In 1737 the Tokaj Wine Region was declared the first closed wine region in the world; since 2002 it has belonged to the UNESCO World Heritage. The area of 6202 hectares (15,325 acres) lies in Northeastern Hungary, in a triangle between the Sátor hills of Abaújszántó and Sátoraljaújhely and the Kopasz hill in Tokaj.
Traditional Tokaj grape varieties: Furmint, Hárslevelű, Sárgamuskotály, Kövérszőlő, Zéta, Kabar – only wines from these varieties may receive the Protected Designation of Origin, Tokaji.
To taste and fall in love with Tokaji wines
Wines created in the Tokaj Wine Region have a unique character, a distinct minerality. They have a wonderfully taut acid structure and offer wines perfect for a light or a heavier meal or simply to enjoy during a pleasant afternoon chat with friends.
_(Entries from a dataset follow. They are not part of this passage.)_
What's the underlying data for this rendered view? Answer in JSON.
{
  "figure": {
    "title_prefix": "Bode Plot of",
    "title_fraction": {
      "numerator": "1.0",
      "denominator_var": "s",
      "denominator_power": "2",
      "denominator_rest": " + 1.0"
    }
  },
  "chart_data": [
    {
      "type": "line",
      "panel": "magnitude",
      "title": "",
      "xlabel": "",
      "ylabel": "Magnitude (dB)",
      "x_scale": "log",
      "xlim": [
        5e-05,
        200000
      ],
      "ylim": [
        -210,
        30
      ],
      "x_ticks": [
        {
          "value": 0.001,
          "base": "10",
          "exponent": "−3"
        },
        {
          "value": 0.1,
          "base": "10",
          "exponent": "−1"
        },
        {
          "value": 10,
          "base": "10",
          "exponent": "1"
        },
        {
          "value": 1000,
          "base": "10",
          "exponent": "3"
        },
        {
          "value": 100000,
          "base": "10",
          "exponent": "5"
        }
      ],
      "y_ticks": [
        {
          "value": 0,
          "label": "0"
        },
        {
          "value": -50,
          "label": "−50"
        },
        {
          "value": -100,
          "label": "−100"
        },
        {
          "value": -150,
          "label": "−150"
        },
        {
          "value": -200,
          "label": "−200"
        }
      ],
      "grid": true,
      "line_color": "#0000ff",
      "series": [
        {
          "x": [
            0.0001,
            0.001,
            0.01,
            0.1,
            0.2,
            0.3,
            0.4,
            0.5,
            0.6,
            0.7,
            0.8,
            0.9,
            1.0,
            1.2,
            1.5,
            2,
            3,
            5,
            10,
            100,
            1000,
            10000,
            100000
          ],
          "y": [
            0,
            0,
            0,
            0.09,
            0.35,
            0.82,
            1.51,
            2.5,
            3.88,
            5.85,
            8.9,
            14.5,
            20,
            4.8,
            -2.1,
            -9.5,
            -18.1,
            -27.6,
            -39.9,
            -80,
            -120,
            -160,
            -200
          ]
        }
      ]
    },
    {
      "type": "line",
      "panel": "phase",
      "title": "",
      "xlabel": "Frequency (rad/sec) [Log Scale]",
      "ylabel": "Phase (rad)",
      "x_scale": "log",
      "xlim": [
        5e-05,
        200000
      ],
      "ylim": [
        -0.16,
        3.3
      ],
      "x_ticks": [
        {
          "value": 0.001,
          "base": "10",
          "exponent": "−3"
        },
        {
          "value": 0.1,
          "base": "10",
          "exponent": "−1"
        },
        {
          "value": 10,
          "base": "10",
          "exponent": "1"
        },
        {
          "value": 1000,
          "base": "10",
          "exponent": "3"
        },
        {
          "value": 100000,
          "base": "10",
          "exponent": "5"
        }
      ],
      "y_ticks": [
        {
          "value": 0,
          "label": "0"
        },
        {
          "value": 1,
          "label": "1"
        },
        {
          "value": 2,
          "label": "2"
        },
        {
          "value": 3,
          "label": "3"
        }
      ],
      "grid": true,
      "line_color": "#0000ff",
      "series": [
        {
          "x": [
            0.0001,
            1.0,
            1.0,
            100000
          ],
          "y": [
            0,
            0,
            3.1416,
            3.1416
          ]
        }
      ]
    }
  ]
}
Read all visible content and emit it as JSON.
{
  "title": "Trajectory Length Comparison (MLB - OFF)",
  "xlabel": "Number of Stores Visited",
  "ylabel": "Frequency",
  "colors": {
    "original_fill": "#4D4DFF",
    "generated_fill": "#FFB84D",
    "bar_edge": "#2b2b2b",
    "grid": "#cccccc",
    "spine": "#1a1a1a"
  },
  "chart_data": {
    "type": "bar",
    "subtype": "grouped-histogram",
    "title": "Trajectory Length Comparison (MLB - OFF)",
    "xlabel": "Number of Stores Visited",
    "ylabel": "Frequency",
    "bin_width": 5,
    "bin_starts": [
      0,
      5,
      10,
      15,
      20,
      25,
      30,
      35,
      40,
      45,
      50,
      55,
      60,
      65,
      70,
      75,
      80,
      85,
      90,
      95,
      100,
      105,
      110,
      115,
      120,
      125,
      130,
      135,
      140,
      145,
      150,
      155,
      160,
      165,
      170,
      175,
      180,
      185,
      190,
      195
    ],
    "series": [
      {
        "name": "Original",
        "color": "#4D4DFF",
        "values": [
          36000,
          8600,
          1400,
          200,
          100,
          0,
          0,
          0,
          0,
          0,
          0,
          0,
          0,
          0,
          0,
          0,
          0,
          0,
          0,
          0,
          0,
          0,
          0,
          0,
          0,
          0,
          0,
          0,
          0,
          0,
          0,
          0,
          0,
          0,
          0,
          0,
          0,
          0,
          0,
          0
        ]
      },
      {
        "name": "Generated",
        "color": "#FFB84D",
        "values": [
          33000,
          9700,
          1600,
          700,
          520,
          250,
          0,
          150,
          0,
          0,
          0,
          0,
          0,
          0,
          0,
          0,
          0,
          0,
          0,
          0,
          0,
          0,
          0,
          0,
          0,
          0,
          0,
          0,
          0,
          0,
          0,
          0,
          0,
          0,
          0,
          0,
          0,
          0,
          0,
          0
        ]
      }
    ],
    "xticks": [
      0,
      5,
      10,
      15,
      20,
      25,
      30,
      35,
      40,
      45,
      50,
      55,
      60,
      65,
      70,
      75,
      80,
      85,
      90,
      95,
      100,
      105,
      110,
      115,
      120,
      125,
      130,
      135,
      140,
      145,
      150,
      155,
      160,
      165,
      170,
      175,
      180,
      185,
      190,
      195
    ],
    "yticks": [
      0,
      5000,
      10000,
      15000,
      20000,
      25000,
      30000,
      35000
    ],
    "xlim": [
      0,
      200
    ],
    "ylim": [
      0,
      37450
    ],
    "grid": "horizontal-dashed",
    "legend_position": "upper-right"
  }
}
In the 16th century Tokaji wines superseded the role of Syrmian wines to become the favoured drink at the royal Hungarian court. The noble Tokaji wines soon became the favourite at the dinner table of ruling families of Europe, often the crowning glory at the end of great feasts. Louis XIVth regarded it as simply the “king of wines”.
The uniqueness of Tokaji wines is assured by the combination of several factors:
Several concepts related to Tokaji wines
Dry wines are equivalent to the old category, Vinum Ordinarium; wines made from the pressing of destemmed clusters of healthy, perfectly ripe or shrivelled berries with or without skin contact depending on the type of wine. We usually harvest in several stages to achieve maximum wine complexity. Our dry wines are aged in stainless steel or for up to several years in oak barrels.
Late harvest wines
We harvest bunches which include botrytised berries and press them together. After fermentation in stainless steel, we age the wines for several months in steel or oak barrels.
We harvest the bunches which contain grapes with Botrytis cinerea without individually selecting the aszú berries – to which the word of Polish origin Szamorodni refers, meaning: as it grew. The berries are pressed together. We mature the wines for at least one year in oak barrels and one year in the bottle.
Ripe berries affected by Botrytis cinerea begin on a path of noble rot and by the end of ripening have concentrated sugar and acid content.
We soak the individually, hand-picked aszú berries in high extract base wine or content must for 12 to 36 hours. Tokaji Aszú is a sweet wine that is required to be aged for minimum three years before sale. Before 2013 Aszú must be barrel-aged for 2 years and then matured in the bottle for 1 year. From 2013 it has been changed to 18 - 18 months.
In the early 20th century aszú berries were traditionally collected in a basket called “puttony”, from which the marker “puttonyos” originates. The puttony number can be 3, 4, 5, 6 and denotes the sugar content of the wine. Traditionally it referred to the number of puttony, that is baskets, of aszú berries added to one Gönci barrel (around 136 l) – today the puttony number refers to the sugar content of the wine, that can be between 60 and 180 g/l.
The equivalent of a wine with higher sugar than 6 puttonyos Aszú, we made Aszúeszencia in the same way as Aszú until 2011. The only difference was the sugar level: Aszú wines with over 180 g/l sugar could be called Aszú esszencia. However, the name confused consumers so, in accordance with EU ruling, since 2011 we label wines with over 180 g/l sugar as 6 puttonyos Aszú.
Esszencia or Naturesszencia
In a favourable vintage (enough sunshine, humidity and precipitation at the right time), the aszú berries rest in vats from which we can draw Tokaji Esszencia, a pure juice pressed only by the weight of the berries themselves. The most exclusive product of the Tokaj Wine Region, Esszencia has minimal alcohol and several hundred grams of sugar per litre. Over the centuries doctors prescribed it for patients and couples wanting to conceive.
Other traditional categories of Tokaji wine
The aszú paste that has been pressed to make Aszú wines is soaked in fermenting grapemust or wine of the same vintage, and then the wine is aged for at least one year in wooden barrels and one year in the bottle. The name literally means “turn over”.
The lees from Aszú making that remains after pressing is soaked in base wine or fermenting must of the same vintage. Thanks to the sugar content this ferments in stainless steel before one year aging in the barrel and one year in the bottle.